Assange had in his hands information of immoral political behaviour by a party and he published it. One can argue about timing and political consequences, but it is hard to deny that it was in the interest of the American public to know these facts. The information was not fake or fabricated; it was the truth.
A criminal trial for Assange in the US would be another blow to journalists, the media and publishers who are already suffering from increasing pressure across the world. So far this year, 45 journalists have been killed across the world.
In March, Slovak investigative journalist Jan Kuciak and his fiancee were shot in their home. In April, nine Afghan journalists were killed in a bombing in Kabul: Abadullah Hananzai, Ali Saleemi, Ghazi Rasooli, Maharram Durrani, Nowroz Ali Rajabi, Sabawoon Kakar, Saleem Talash, Shah Marai and Yar Mohammad Tokhi. In July, three Russian journalists were shot dead in the Central African Republic while investigating the presence of Russian mercenaries: Aleksandr Rastorguyev, Orkhan Dzhemal and Kirill Radchenko. And just over a month ago, Saudi journalist Jamal Khashoggi was killed and dismembered in the consulate of his own country in Istanbul.
Clear signals are being sent to media professionals across the world that doing their jobs could cost them their freedom or their lives. Feeding this hostile environment instead of standing up to it could be dangerous not only for journalists and whistle-blowers but also for all of us.
Walter Lippmann, the father of modern journalism who coined the phrase “manufacturing consent” (which Noam Chomsky made famous in his 1988 book) wrote back in 1919 in a thin volume called Liberty and the News that “there can be no liberty for a community which lacks the means by which to detect lies”.
Fighting the extradition of Assange to the US is not just about protecting his individual rights, but it is also about protecting the very means by which we are able to detect lies. It is about protecting freedom of the press and our ability to keep checks on political power.
Whatever you might think of WikiLeaks, it is a fact that as a publisher who protects its sources it has always been detecting and revealing lies.

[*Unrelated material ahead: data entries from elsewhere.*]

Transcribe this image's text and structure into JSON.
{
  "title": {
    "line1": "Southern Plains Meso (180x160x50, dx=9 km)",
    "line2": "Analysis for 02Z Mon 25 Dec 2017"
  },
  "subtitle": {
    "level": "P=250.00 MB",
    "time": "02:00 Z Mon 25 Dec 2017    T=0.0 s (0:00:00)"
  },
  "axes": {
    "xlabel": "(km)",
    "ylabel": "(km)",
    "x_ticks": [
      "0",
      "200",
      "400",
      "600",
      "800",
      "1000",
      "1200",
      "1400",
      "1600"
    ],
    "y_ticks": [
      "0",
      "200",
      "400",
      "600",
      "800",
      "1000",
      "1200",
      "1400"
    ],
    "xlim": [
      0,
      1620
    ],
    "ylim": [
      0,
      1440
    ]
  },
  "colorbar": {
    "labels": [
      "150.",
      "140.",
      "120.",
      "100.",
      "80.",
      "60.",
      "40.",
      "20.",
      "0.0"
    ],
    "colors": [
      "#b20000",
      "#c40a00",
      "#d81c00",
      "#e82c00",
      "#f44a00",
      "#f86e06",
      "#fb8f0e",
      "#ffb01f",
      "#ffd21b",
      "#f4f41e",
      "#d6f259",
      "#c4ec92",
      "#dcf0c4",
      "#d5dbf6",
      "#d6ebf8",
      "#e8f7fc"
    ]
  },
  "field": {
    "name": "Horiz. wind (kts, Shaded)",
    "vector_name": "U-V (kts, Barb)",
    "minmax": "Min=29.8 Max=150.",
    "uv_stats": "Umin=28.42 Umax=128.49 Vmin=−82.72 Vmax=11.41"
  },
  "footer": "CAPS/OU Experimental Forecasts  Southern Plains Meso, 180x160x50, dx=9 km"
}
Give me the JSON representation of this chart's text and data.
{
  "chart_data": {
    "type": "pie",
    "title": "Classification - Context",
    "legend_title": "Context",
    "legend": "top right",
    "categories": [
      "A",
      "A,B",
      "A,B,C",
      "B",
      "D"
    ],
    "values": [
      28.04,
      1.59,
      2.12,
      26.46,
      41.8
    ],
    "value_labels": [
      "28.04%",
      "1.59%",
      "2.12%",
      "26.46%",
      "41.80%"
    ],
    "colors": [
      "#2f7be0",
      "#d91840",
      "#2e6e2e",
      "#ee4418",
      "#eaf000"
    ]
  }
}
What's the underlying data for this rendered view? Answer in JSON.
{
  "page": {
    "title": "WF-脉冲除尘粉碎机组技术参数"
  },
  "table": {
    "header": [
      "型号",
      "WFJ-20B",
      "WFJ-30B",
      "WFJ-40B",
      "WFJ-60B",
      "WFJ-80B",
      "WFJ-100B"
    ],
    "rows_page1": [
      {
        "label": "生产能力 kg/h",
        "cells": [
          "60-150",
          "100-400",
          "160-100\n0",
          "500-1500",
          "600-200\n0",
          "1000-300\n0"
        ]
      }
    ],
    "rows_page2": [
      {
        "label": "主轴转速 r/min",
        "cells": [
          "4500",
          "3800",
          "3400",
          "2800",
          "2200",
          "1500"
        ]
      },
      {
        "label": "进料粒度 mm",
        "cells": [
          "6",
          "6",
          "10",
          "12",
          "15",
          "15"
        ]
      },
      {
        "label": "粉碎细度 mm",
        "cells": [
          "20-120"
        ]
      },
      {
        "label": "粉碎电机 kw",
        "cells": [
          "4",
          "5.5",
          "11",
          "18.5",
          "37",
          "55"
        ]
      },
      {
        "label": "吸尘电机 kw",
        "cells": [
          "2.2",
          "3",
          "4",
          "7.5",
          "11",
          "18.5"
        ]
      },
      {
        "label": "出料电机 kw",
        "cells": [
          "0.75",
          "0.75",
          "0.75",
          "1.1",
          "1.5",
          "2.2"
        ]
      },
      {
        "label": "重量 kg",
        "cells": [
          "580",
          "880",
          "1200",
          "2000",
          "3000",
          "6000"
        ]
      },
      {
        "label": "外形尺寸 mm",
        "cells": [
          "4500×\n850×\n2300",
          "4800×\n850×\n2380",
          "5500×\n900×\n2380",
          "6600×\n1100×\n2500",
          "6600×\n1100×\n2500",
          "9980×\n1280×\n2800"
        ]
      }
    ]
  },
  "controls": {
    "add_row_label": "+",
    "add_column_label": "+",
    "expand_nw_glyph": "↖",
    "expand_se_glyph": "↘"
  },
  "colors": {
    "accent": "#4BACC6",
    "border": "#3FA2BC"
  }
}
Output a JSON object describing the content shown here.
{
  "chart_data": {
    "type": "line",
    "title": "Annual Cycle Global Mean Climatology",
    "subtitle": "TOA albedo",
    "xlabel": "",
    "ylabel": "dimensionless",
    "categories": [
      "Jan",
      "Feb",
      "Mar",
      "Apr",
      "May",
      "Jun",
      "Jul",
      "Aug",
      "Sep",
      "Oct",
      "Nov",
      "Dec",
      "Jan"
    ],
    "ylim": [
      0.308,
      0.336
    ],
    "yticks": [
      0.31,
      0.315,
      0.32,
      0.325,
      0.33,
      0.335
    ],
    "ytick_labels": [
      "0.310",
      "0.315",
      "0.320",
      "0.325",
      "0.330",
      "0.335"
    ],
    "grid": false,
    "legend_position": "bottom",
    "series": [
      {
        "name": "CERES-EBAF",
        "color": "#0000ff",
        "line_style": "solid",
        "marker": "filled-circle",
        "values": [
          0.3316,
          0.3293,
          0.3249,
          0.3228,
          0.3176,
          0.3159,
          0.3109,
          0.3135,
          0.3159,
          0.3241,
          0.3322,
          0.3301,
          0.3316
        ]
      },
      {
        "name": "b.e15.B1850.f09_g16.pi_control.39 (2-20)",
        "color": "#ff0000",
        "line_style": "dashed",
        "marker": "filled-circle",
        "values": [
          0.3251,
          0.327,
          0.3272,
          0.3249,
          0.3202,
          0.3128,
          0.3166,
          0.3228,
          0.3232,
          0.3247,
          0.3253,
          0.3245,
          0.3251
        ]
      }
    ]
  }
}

And as Lippman wrote in Liberty and the News 100 years ago: “Not what somebody says or somebody wishes to be true, but what is so beyond all opinions, constitutes, the touchstone of our sanity.”
Without WikiLeaks and Julian Assange, without the courageous whistle-blowers and journalists who are revealing the dirty secrets and immoral acts of powerful regimes, who are opposing or criticising authority, truth would quickly lose value. And it would be then that we would also lose the touchstone of our sanity.
The views expressed in this article are the author’s own and do not necessarily reflect Al Jazeera’s editorial stance.